Last week the 40 day Nativity Fast began. For those who are not familiar with fasting in the Eastern Orthodox tradition, the fast begins on November 15 and runs through Christmas morning. During this fasting period one is to refrain from meat and dairy. Fish is allowed for the first couple of weeks. After that only vegetables, fruit and grains are eaten. Considering the time of year, this is a particularly difficult fasting period. Hence, it was appropriate that I read the following from Elder Ephraim shortly after the fast began.
Fasting is not just about abstention from food, but primarily strict abstinence of the senses. When the senses are fed by external things, they transmit a corresponding amount of poison to the nous and the heart, which kills the poor soul’s life in God.
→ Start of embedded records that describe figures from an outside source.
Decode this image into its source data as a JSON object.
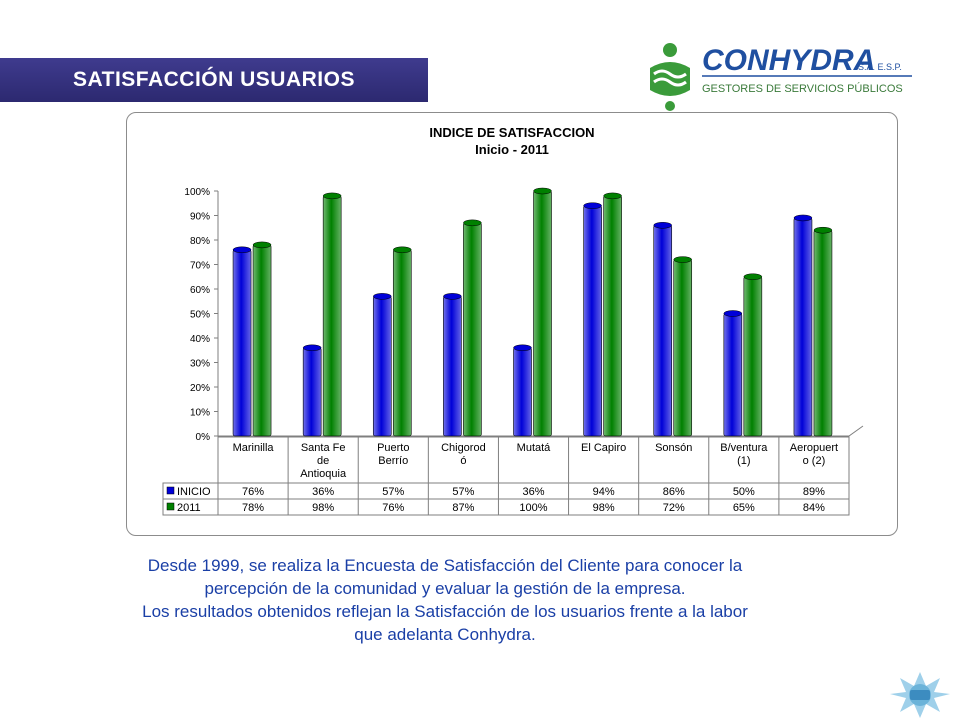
{
  "header": {
    "title": "SATISFACCIÓN  USUARIOS"
  },
  "logo": {
    "name": "CONHYDRA",
    "suffix": "S.A.  E.S.P.",
    "tagline": "GESTORES DE SERVICIOS PÚBLICOS"
  },
  "colors": {
    "banner": "#2f2c77",
    "inicio": "#0000d8",
    "y2011": "#008000",
    "text_blue": "#1a3fa6",
    "logo_green": "#3a9b3a",
    "logo_blue": "#1f4fa0"
  },
  "chart_data": {
    "type": "bar",
    "title": "INDICE DE SATISFACCION",
    "subtitle": "Inicio -  2011",
    "categories": [
      "Marinilla",
      "Santa Fe de Antioquia",
      "Puerto Berrío",
      "Chigorodó",
      "Mutatá",
      "El Capiro",
      "Sonsón",
      "B/ventura (1)",
      "Aeropuerto (2)"
    ],
    "category_lines": [
      [
        "Marinilla"
      ],
      [
        "Santa Fe",
        "de",
        "Antioquia"
      ],
      [
        "Puerto",
        "Berrío"
      ],
      [
        "Chigorod",
        "ó"
      ],
      [
        "Mutatá"
      ],
      [
        "El Capiro"
      ],
      [
        "Sonsón"
      ],
      [
        "B/ventura",
        "(1)"
      ],
      [
        "Aeropuert",
        "o (2)"
      ]
    ],
    "series": [
      {
        "name": "INICIO",
        "values": [
          76,
          36,
          57,
          57,
          36,
          94,
          86,
          50,
          89
        ],
        "labels": [
          "76%",
          "36%",
          "57%",
          "57%",
          "36%",
          "94%",
          "86%",
          "50%",
          "89%"
        ]
      },
      {
        "name": "2011",
        "values": [
          78,
          98,
          76,
          87,
          100,
          98,
          72,
          65,
          84
        ],
        "labels": [
          "78%",
          "98%",
          "76%",
          "87%",
          "100%",
          "98%",
          "72%",
          "65%",
          "84%"
        ]
      }
    ],
    "yticks": [
      "0%",
      "10%",
      "20%",
      "30%",
      "40%",
      "50%",
      "60%",
      "70%",
      "80%",
      "90%",
      "100%"
    ],
    "ylim": [
      0,
      100
    ],
    "grid": false,
    "data_table": true
  },
  "body": {
    "lines": [
      "Desde 1999, se  realiza la Encuesta de Satisfacción del Cliente para  conocer la",
      "percepción de la comunidad y evaluar la gestión de la empresa.",
      "Los resultados obtenidos reflejan la Satisfacción de los usuarios frente a la labor",
      "que adelanta Conhydra."
    ]
  }
}
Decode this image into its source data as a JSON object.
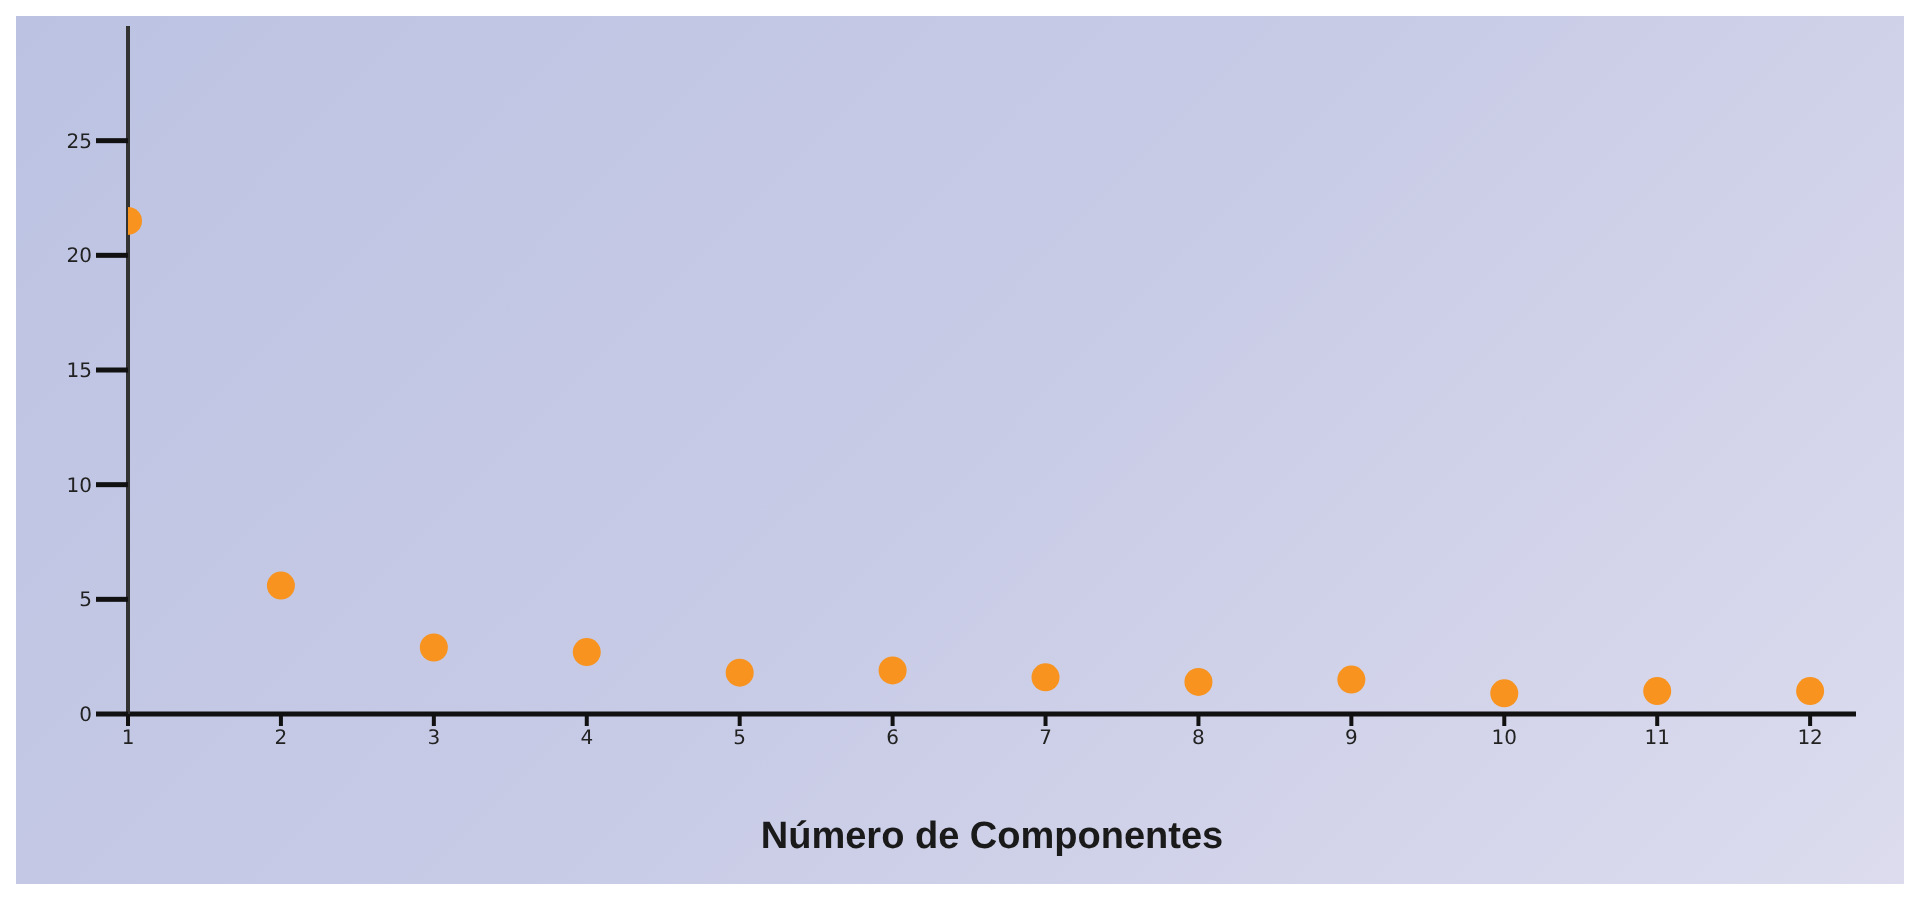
{
  "chart_data": {
    "type": "scatter",
    "xlabel": "Número de Componentes",
    "x": [
      1,
      2,
      3,
      4,
      5,
      6,
      7,
      8,
      9,
      10,
      11,
      12
    ],
    "values": [
      21.5,
      5.6,
      2.9,
      2.7,
      1.8,
      1.9,
      1.6,
      1.4,
      1.5,
      0.9,
      1.0,
      1.0
    ],
    "color": "#f7931e",
    "marker": "circle",
    "xlim": [
      1,
      12.3
    ],
    "xticks": [
      1,
      2,
      3,
      4,
      5,
      6,
      7,
      8,
      9,
      10,
      11,
      12
    ],
    "ylim": [
      0,
      30
    ],
    "yticks": [
      0,
      5,
      10,
      15,
      20,
      25
    ],
    "grid": false,
    "legend": false
  }
}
Fasting, it seems is not really about food at all. It is about removing from us focus on external things and reorienting towards the internal and spiritual. Our senses open us up to the world around us. Our senses of taste, sight, smell, touch and hearing. And, it is through our senses that the poison of the world infects us. Food is essential for life, but what do we let it become? We let it and our stomach become our master. After each meal we begin to wonder, “What will I have for dinner?” We long and even lust after rich and luxurious foods because they are pleasing to smell, and taste. During the Holiday season, we give ourselves free license to indulge in whatever we desire. But, this preoccupation with that which is pleasing to us is not limited to our stomach.
Our eyes long to turn to frivolous and lurid entertainment. Our ears search for gossip, and the loud cacophony of music and incessant talk to fill our hours and minds. We long to touch what we cannot have. And, each of these things, when not held in proper balance, introduces the lust and poison of the passions into our heart.This is what fasting is about – reorienting our focus off of our physical senses and redirecting us toward the spiritual senses. We should fast not only from food but from that which we most desire to do. It is the gate to the freedom of the Spirit.